Question

What is the simplest form of the expression? See image attatched.
Can someone show the work of how to get to the answer. I know nothing about algebra Thanks!

Answer 1

I strongly suspect the answer is the last one worth 1 point because all the others are worth 0 points. :D Let's do the math to be sure.

What do we know about square roots?
Check your book or search engine for the Product Property of Square Roots. You should see that
\[\sqrt{a \times b}=\sqrt{a} \times \sqrt{b}\]
for 8 that would look like
\[\sqrt{8}=\sqrt{(2)(4)}=(\sqrt{2})(\sqrt{4})=2\sqrt{2}\]

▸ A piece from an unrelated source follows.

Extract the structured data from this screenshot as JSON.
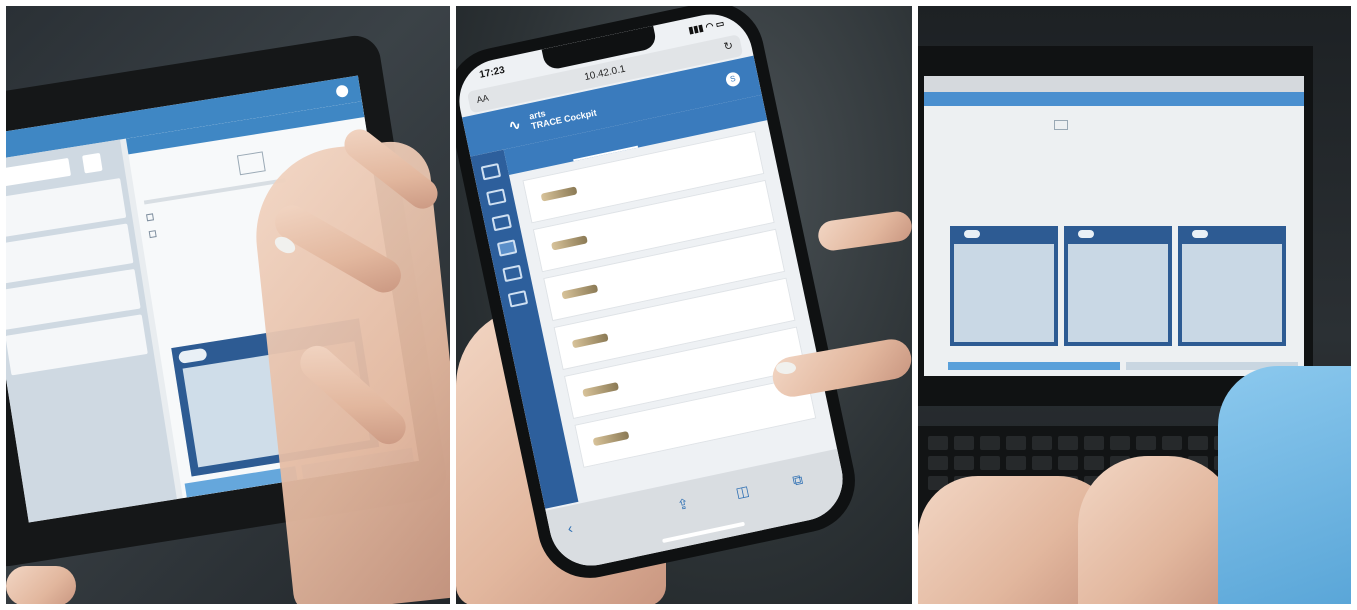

With that in mind can we factor any of the square roots to lower terms?

Answer 2

the 6?

Answer 3

for real I know nothing. Sorry

Answer 4

That's why this is so much fun. You get to learn. It takes some hard work and reading but it is worth it.

So yeah, 6 is 2x3 so
\[\sqrt{6}=\sqrt{2}\sqrt{3}\]
If you put that in the given equations is there anything we can factor out?
\[\frac{ \sqrt{2}-\sqrt{2}\sqrt{3} }{ \sqrt{2}+\sqrt{2}\sqrt{3} }\]

Answer 5

oh, I think I figured it out hopefully lol I have to move on to the next quiz but Thank you for your help I think I get it a little better now so thank you a lot!

Answer 6

Okay, but there is one more part you have to do. Hopefully you will come back and see this later.

\[\frac{ 1-\sqrt{3} }{ 1+\sqrt{3}}= \frac{ 1 }{ 1 } \times \frac{ 1-\sqrt{3} }{ 1+\sqrt{3} } = \frac{ 1-\sqrt{3} }{ 1-\sqrt{3}} \times \frac{ 1-\sqrt{3} }{ 1+\sqrt{3}}\]
We ca do that because something divided by itself is equal to 1 and multiplying anything by one yields a product equal to itself.

If we do the multiplication we get
\[\frac{ 1^2-\sqrt{3}-\sqrt{3}+\sqrt{3}^2 }{ 1^2-\sqrt{3}+\sqrt{3}-\sqrt{3}^2 }\]

That equals
\[\frac{ 1-2\sqrt{3}+3 }{ 1-3 }=\frac{ 4-2\sqrt{3} }{ -2 }=-2+\sqrt{3}\]
which means that the (1pt) was a hint for us.